Article publié par Kortex

This is Tomorrow / Londres 1956

Naissance du pop’art et volonté politique de rayonnement culturel (petit prétexte pour moi de vous ouvrir à d’autres réalités : " la vérité est ailleurs ")

1956 : début des trente glorieuses. Notre société de consommation de masse vit ses plus belles heures, et vis à vis de cette consommation de masse se développe une culture spécifique qui en est la conséquence directe : la culture de masse ( surnommée depuis sous-culture). Petites précisions sur ce qui constitue cette culture :les stéréotypes de la publicité, le cinéma, la mode, les B.D./comics, le star-system, et de manière générale tout ce qui touche aux mass-médias.
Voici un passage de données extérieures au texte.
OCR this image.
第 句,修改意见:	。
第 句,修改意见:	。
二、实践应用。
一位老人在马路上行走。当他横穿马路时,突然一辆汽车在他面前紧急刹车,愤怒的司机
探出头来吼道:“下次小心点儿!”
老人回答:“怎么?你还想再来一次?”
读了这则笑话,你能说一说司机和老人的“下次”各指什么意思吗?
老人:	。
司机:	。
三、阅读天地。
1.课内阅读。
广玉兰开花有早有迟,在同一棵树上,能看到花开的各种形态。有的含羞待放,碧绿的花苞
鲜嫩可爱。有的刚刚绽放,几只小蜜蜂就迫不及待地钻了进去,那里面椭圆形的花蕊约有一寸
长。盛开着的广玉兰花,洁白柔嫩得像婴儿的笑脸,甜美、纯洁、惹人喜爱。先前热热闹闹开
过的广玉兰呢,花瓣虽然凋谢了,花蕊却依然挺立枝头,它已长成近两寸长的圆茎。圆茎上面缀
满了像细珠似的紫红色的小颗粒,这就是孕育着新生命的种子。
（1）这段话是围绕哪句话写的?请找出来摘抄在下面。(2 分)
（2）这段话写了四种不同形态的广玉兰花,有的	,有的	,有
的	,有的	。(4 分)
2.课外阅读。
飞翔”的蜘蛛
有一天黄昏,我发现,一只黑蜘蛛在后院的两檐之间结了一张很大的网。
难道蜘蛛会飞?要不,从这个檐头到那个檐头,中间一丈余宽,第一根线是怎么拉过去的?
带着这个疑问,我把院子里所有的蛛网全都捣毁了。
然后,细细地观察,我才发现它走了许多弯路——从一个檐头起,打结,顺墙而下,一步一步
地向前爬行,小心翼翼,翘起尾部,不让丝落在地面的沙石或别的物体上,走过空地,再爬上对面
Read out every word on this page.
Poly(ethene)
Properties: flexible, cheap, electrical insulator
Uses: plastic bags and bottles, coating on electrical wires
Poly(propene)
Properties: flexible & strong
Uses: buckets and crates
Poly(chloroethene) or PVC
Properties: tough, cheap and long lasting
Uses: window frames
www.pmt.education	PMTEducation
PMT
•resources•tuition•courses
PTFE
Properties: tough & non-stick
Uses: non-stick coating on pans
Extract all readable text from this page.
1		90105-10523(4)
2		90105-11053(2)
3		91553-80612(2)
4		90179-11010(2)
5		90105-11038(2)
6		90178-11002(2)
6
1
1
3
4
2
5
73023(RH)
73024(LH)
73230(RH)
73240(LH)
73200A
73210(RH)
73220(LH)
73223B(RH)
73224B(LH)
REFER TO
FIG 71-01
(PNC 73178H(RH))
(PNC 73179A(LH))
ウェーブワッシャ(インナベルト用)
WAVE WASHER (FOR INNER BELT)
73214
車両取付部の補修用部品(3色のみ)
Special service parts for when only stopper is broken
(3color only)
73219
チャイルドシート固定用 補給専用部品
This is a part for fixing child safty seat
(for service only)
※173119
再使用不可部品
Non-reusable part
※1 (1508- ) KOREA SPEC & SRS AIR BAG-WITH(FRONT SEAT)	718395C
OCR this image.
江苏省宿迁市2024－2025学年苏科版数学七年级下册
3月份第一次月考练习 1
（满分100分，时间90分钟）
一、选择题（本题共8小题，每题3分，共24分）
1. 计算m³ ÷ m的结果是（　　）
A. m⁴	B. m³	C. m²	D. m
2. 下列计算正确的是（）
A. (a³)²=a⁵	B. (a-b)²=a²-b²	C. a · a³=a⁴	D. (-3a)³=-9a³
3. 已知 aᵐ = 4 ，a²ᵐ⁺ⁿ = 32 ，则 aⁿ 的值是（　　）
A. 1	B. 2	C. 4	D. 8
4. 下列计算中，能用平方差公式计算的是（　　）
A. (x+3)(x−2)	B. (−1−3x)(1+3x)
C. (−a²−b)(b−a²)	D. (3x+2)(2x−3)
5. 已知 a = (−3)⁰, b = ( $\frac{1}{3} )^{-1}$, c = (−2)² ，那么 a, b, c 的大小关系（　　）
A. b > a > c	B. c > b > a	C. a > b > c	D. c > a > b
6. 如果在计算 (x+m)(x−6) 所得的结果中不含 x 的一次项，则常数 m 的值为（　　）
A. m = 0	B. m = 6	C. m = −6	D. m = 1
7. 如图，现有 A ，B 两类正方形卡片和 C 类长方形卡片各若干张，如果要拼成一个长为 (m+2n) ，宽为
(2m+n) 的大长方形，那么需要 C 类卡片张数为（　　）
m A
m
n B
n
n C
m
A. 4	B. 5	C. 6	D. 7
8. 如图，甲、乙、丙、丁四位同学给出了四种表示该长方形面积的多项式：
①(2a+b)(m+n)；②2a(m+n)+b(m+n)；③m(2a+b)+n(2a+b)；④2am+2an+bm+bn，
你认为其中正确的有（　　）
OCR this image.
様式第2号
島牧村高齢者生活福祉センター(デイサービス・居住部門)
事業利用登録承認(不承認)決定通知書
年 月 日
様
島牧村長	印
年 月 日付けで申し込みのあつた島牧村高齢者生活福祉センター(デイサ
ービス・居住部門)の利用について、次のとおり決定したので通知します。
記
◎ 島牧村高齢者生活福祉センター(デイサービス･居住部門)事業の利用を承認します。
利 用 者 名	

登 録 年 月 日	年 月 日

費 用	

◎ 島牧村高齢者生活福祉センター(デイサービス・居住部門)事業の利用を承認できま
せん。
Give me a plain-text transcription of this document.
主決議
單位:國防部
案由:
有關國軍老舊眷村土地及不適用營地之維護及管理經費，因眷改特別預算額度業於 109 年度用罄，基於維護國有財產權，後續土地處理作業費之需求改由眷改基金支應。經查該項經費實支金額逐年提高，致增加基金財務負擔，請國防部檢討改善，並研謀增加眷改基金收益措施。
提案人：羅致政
Les graphismes des mass-médias est de plus en plus utilisés dans les arts appliqués, puis ricoche vers les " beaux arts ". C’est ainsi qu’il se retrouve dans l’exposition " this is tomorrow " et qu’un critique baptise cette mouvance par rapport à un tableau de Richard Hamilton. Ce tableau se nomme "Just what is it that makes our today’s home so different, so appealing ? "  (= mais qu’est ce qui fait que nos maisons d’aujourd’hui sont si différentes, si attrayantes). Dans ce tableau ont peut voir un collage d’une sucette faisant office de raquette à un body builder avec écrit dessus " pop ".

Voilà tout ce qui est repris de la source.